The government's framing explicitly emphasises consistency in justice delivery. By establishing clearer legal parameters, Malaysian courts would apply more uniform standards rather than relying on discretionary detention at state pleasure. This enhances predictability and transparency, enabling both offenders and society to understand the proportionality of sentences.
These amendments also reflect broader global trends questioning the utility of lengthy incarceration for rehabilitation purposes. Criminological research increasingly suggests that extended imprisonment without hope of release diminishes rather than encourages rehabilitation, potentially creating more dangerous individuals upon eventual release than might result from determinate sentences with structured rehabilitation programming.

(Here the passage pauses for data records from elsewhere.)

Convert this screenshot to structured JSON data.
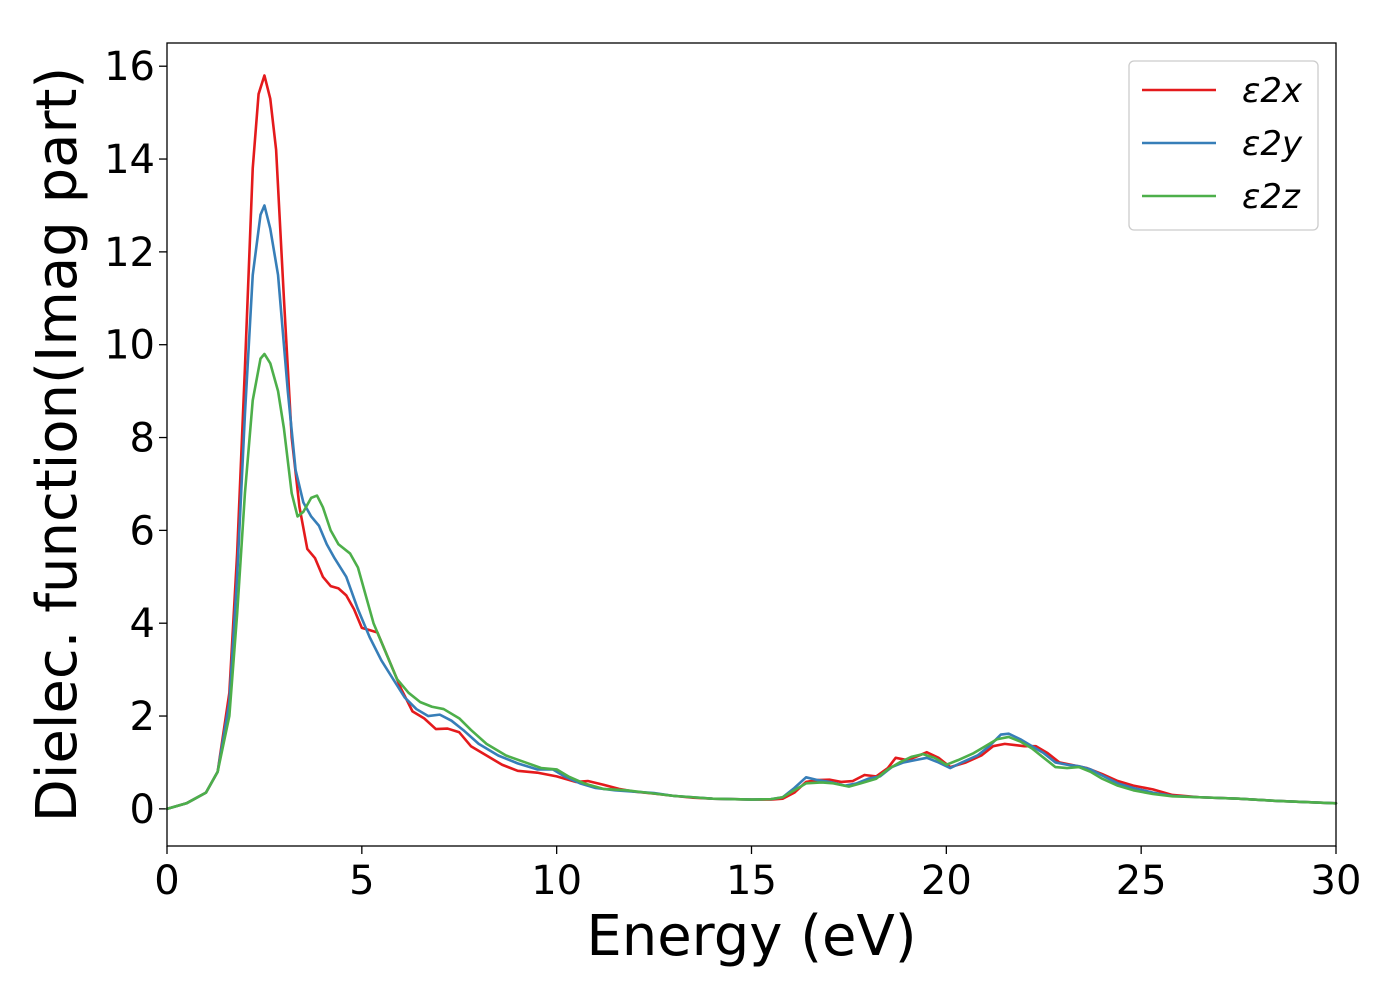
{
  "chart_data": {
    "type": "line",
    "xlabel": "Energy (eV)",
    "ylabel": "Dielec. function(Imag part)",
    "xlim": [
      0,
      30
    ],
    "ylim": [
      -0.8,
      16.5
    ],
    "xticks": [
      0,
      5,
      10,
      15,
      20,
      25,
      30
    ],
    "yticks": [
      0,
      2,
      4,
      6,
      8,
      10,
      12,
      14,
      16
    ],
    "grid": false,
    "legend_position": "top-right",
    "series": [
      {
        "name": "ε2x",
        "color": "#e41a1c",
        "points": [
          [
            0,
            0
          ],
          [
            0.5,
            0.12
          ],
          [
            1.0,
            0.35
          ],
          [
            1.3,
            0.8
          ],
          [
            1.6,
            2.5
          ],
          [
            1.8,
            5.5
          ],
          [
            2.0,
            9.5
          ],
          [
            2.2,
            13.8
          ],
          [
            2.35,
            15.4
          ],
          [
            2.5,
            15.8
          ],
          [
            2.65,
            15.3
          ],
          [
            2.8,
            14.2
          ],
          [
            3.0,
            11.0
          ],
          [
            3.2,
            8.0
          ],
          [
            3.4,
            6.5
          ],
          [
            3.6,
            5.6
          ],
          [
            3.8,
            5.4
          ],
          [
            4.0,
            5.0
          ],
          [
            4.2,
            4.8
          ],
          [
            4.4,
            4.75
          ],
          [
            4.6,
            4.6
          ],
          [
            4.8,
            4.3
          ],
          [
            5.0,
            3.9
          ],
          [
            5.2,
            3.85
          ],
          [
            5.4,
            3.8
          ],
          [
            5.6,
            3.4
          ],
          [
            6.0,
            2.6
          ],
          [
            6.3,
            2.1
          ],
          [
            6.6,
            1.95
          ],
          [
            6.9,
            1.72
          ],
          [
            7.2,
            1.73
          ],
          [
            7.5,
            1.65
          ],
          [
            7.8,
            1.35
          ],
          [
            8.2,
            1.15
          ],
          [
            8.6,
            0.95
          ],
          [
            9.0,
            0.82
          ],
          [
            9.5,
            0.78
          ],
          [
            10.0,
            0.7
          ],
          [
            10.5,
            0.58
          ],
          [
            10.8,
            0.6
          ],
          [
            11.2,
            0.52
          ],
          [
            11.6,
            0.43
          ],
          [
            12.0,
            0.37
          ],
          [
            12.5,
            0.33
          ],
          [
            13.0,
            0.28
          ],
          [
            13.5,
            0.24
          ],
          [
            14.0,
            0.22
          ],
          [
            15.0,
            0.2
          ],
          [
            15.5,
            0.2
          ],
          [
            15.8,
            0.22
          ],
          [
            16.1,
            0.35
          ],
          [
            16.4,
            0.58
          ],
          [
            16.7,
            0.62
          ],
          [
            17.0,
            0.63
          ],
          [
            17.3,
            0.58
          ],
          [
            17.6,
            0.6
          ],
          [
            17.9,
            0.73
          ],
          [
            18.2,
            0.7
          ],
          [
            18.5,
            0.88
          ],
          [
            18.7,
            1.1
          ],
          [
            19.0,
            1.05
          ],
          [
            19.3,
            1.15
          ],
          [
            19.5,
            1.22
          ],
          [
            19.8,
            1.1
          ],
          [
            20.1,
            0.9
          ],
          [
            20.5,
            1.0
          ],
          [
            20.9,
            1.15
          ],
          [
            21.2,
            1.35
          ],
          [
            21.5,
            1.4
          ],
          [
            22.0,
            1.35
          ],
          [
            22.3,
            1.35
          ],
          [
            22.6,
            1.2
          ],
          [
            22.9,
            1.0
          ],
          [
            23.2,
            0.95
          ],
          [
            23.6,
            0.88
          ],
          [
            24.0,
            0.75
          ],
          [
            24.4,
            0.6
          ],
          [
            24.8,
            0.5
          ],
          [
            25.3,
            0.42
          ],
          [
            25.8,
            0.3
          ],
          [
            26.5,
            0.25
          ],
          [
            27.5,
            0.22
          ],
          [
            28.5,
            0.17
          ],
          [
            30,
            0.12
          ]
        ]
      },
      {
        "name": "ε2y",
        "color": "#377eb8",
        "points": [
          [
            0,
            0
          ],
          [
            0.5,
            0.12
          ],
          [
            1.0,
            0.35
          ],
          [
            1.3,
            0.8
          ],
          [
            1.6,
            2.3
          ],
          [
            1.8,
            5.0
          ],
          [
            2.0,
            8.5
          ],
          [
            2.2,
            11.5
          ],
          [
            2.4,
            12.8
          ],
          [
            2.5,
            13.0
          ],
          [
            2.65,
            12.5
          ],
          [
            2.85,
            11.5
          ],
          [
            3.1,
            9.0
          ],
          [
            3.3,
            7.3
          ],
          [
            3.5,
            6.6
          ],
          [
            3.7,
            6.3
          ],
          [
            3.9,
            6.1
          ],
          [
            4.1,
            5.7
          ],
          [
            4.3,
            5.4
          ],
          [
            4.6,
            5.0
          ],
          [
            4.9,
            4.3
          ],
          [
            5.2,
            3.7
          ],
          [
            5.5,
            3.2
          ],
          [
            5.8,
            2.8
          ],
          [
            6.1,
            2.4
          ],
          [
            6.4,
            2.15
          ],
          [
            6.7,
            2.0
          ],
          [
            7.0,
            2.03
          ],
          [
            7.3,
            1.9
          ],
          [
            7.6,
            1.7
          ],
          [
            8.0,
            1.4
          ],
          [
            8.5,
            1.15
          ],
          [
            9.0,
            0.98
          ],
          [
            9.5,
            0.85
          ],
          [
            9.9,
            0.85
          ],
          [
            10.2,
            0.7
          ],
          [
            10.6,
            0.55
          ],
          [
            11.0,
            0.45
          ],
          [
            11.5,
            0.4
          ],
          [
            12.0,
            0.37
          ],
          [
            12.5,
            0.34
          ],
          [
            13.0,
            0.28
          ],
          [
            13.5,
            0.25
          ],
          [
            14.0,
            0.22
          ],
          [
            15.0,
            0.2
          ],
          [
            15.5,
            0.21
          ],
          [
            15.8,
            0.25
          ],
          [
            16.1,
            0.45
          ],
          [
            16.4,
            0.68
          ],
          [
            16.7,
            0.62
          ],
          [
            17.0,
            0.58
          ],
          [
            17.4,
            0.5
          ],
          [
            17.7,
            0.55
          ],
          [
            18.0,
            0.65
          ],
          [
            18.3,
            0.7
          ],
          [
            18.6,
            0.9
          ],
          [
            18.9,
            1.0
          ],
          [
            19.2,
            1.05
          ],
          [
            19.5,
            1.1
          ],
          [
            19.8,
            1.0
          ],
          [
            20.1,
            0.88
          ],
          [
            20.4,
            1.0
          ],
          [
            20.8,
            1.15
          ],
          [
            21.1,
            1.35
          ],
          [
            21.4,
            1.6
          ],
          [
            21.6,
            1.62
          ],
          [
            21.9,
            1.5
          ],
          [
            22.2,
            1.35
          ],
          [
            22.5,
            1.2
          ],
          [
            22.8,
            1.0
          ],
          [
            23.1,
            0.95
          ],
          [
            23.4,
            0.92
          ],
          [
            23.7,
            0.85
          ],
          [
            24.0,
            0.72
          ],
          [
            24.4,
            0.55
          ],
          [
            24.8,
            0.45
          ],
          [
            25.3,
            0.35
          ],
          [
            25.8,
            0.28
          ],
          [
            26.5,
            0.25
          ],
          [
            27.5,
            0.22
          ],
          [
            28.5,
            0.17
          ],
          [
            30,
            0.12
          ]
        ]
      },
      {
        "name": "ε2z",
        "color": "#4daf4a",
        "points": [
          [
            0,
            0
          ],
          [
            0.5,
            0.12
          ],
          [
            1.0,
            0.35
          ],
          [
            1.3,
            0.8
          ],
          [
            1.6,
            2.0
          ],
          [
            1.8,
            4.2
          ],
          [
            2.0,
            6.8
          ],
          [
            2.2,
            8.8
          ],
          [
            2.4,
            9.7
          ],
          [
            2.5,
            9.8
          ],
          [
            2.65,
            9.6
          ],
          [
            2.85,
            9.0
          ],
          [
            3.0,
            8.2
          ],
          [
            3.2,
            6.8
          ],
          [
            3.35,
            6.3
          ],
          [
            3.5,
            6.4
          ],
          [
            3.7,
            6.7
          ],
          [
            3.85,
            6.75
          ],
          [
            4.0,
            6.5
          ],
          [
            4.2,
            6.0
          ],
          [
            4.4,
            5.7
          ],
          [
            4.7,
            5.5
          ],
          [
            4.9,
            5.2
          ],
          [
            5.1,
            4.6
          ],
          [
            5.3,
            4.0
          ],
          [
            5.6,
            3.4
          ],
          [
            5.9,
            2.8
          ],
          [
            6.2,
            2.5
          ],
          [
            6.5,
            2.3
          ],
          [
            6.8,
            2.2
          ],
          [
            7.1,
            2.15
          ],
          [
            7.5,
            1.95
          ],
          [
            7.8,
            1.7
          ],
          [
            8.2,
            1.4
          ],
          [
            8.7,
            1.15
          ],
          [
            9.2,
            1.0
          ],
          [
            9.6,
            0.88
          ],
          [
            10.0,
            0.85
          ],
          [
            10.3,
            0.7
          ],
          [
            10.7,
            0.55
          ],
          [
            11.2,
            0.43
          ],
          [
            11.8,
            0.4
          ],
          [
            12.3,
            0.35
          ],
          [
            13.0,
            0.28
          ],
          [
            13.5,
            0.25
          ],
          [
            14.0,
            0.22
          ],
          [
            15.0,
            0.2
          ],
          [
            15.5,
            0.21
          ],
          [
            15.8,
            0.25
          ],
          [
            16.1,
            0.4
          ],
          [
            16.4,
            0.55
          ],
          [
            16.8,
            0.57
          ],
          [
            17.1,
            0.55
          ],
          [
            17.5,
            0.48
          ],
          [
            17.8,
            0.55
          ],
          [
            18.2,
            0.65
          ],
          [
            18.5,
            0.85
          ],
          [
            18.8,
            1.0
          ],
          [
            19.1,
            1.12
          ],
          [
            19.4,
            1.18
          ],
          [
            19.7,
            1.1
          ],
          [
            20.0,
            0.95
          ],
          [
            20.3,
            1.05
          ],
          [
            20.7,
            1.2
          ],
          [
            21.0,
            1.35
          ],
          [
            21.3,
            1.5
          ],
          [
            21.6,
            1.55
          ],
          [
            21.9,
            1.45
          ],
          [
            22.2,
            1.3
          ],
          [
            22.5,
            1.1
          ],
          [
            22.8,
            0.9
          ],
          [
            23.1,
            0.88
          ],
          [
            23.4,
            0.9
          ],
          [
            23.7,
            0.8
          ],
          [
            24.0,
            0.65
          ],
          [
            24.4,
            0.5
          ],
          [
            24.8,
            0.4
          ],
          [
            25.3,
            0.32
          ],
          [
            25.8,
            0.27
          ],
          [
            26.5,
            0.25
          ],
          [
            27.5,
            0.22
          ],
          [
            28.5,
            0.17
          ],
          [
            30,
            0.12
          ]
        ]
      }
    ]
  }
}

The government's commitment to balancing competing interests represents sophisticated policy thinking. Rather than treating children's welfare, victim protection, and public safety as inherently opposed, officials seek a framework that legitimately addresses all three concerns through transparent, fixed detention periods coupled with robust rehabilitation mechanisms. This approach acknowledges that young offenders are not interchangeable with adult criminals, whilst respecting that serious offences require serious consequences.